The word for now settled into my bones, sending ripples I couldn’t yet see the edges of.

“We’ll keep to the Wilds,” he continued. “Our packs will respect your boundaries. We won’t interfere with your students.”

“And if conflict arises?” I asked.

He met my gaze evenly. “We’ll bring it to you first.”

It was the best promise I could hope for.

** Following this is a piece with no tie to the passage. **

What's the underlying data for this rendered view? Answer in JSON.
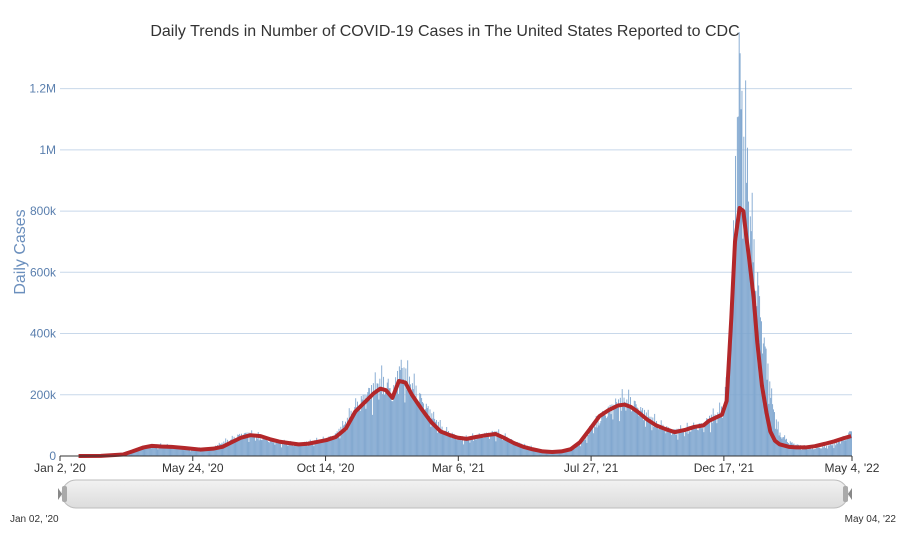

I nodded. “Then you’re welcome here.”

The Academy responded before I could say anything more. A subtle warmth spread outward from the threshold, not dramatic, not visible, but unmistakable. The trees along the edge of the woods rustled, leaves turning as if in greeting.

Caleb felt it too. I could tell by the way his shoulders eased just a fraction.

“We’ll move carefully,” he said. “There won’t be a sudden influx. It will take days for all the clans to arrive.”

“We look forward to it.”

As the pack began to turn away, already discussing logistics in low voices, the pressure I’d been holding back finally made itself known. It sat heavy in my chest, a simmering awareness that I was standing at the center of a growing convergence, not just of people, but of expectations.

I wasn’t na?ve enough to believe this would be easy.

Balance rarely was.

Compassion required vigilance, and hope needed tending, especially when fear was quicker to take root.

As Caleb paused once more at the edge of the path, he glanced back at me.

“You’re taking on a great deal,” he said. “For someone who didn’t ask for any of this.”

I smiled faintly. “None of us asked for what’s happening. But we still get to choose how we respond.”

He considered that, then gave a short nod. “For what it’s worth, I’m glad we knocked on Stonewick’s door.”

“So am I,” I said.

As they disappeared into the trees, the Wilds already beginning to shift to accommodate them, I let out a slow breath.

This was becoming a pressure cooker, no doubt about it.

But as I turned back toward the Academy, feeling its steady presence at my back, one thought anchored me.

They had come here.

Not to Shadowick.

And for now, that was enough to keep hope alive.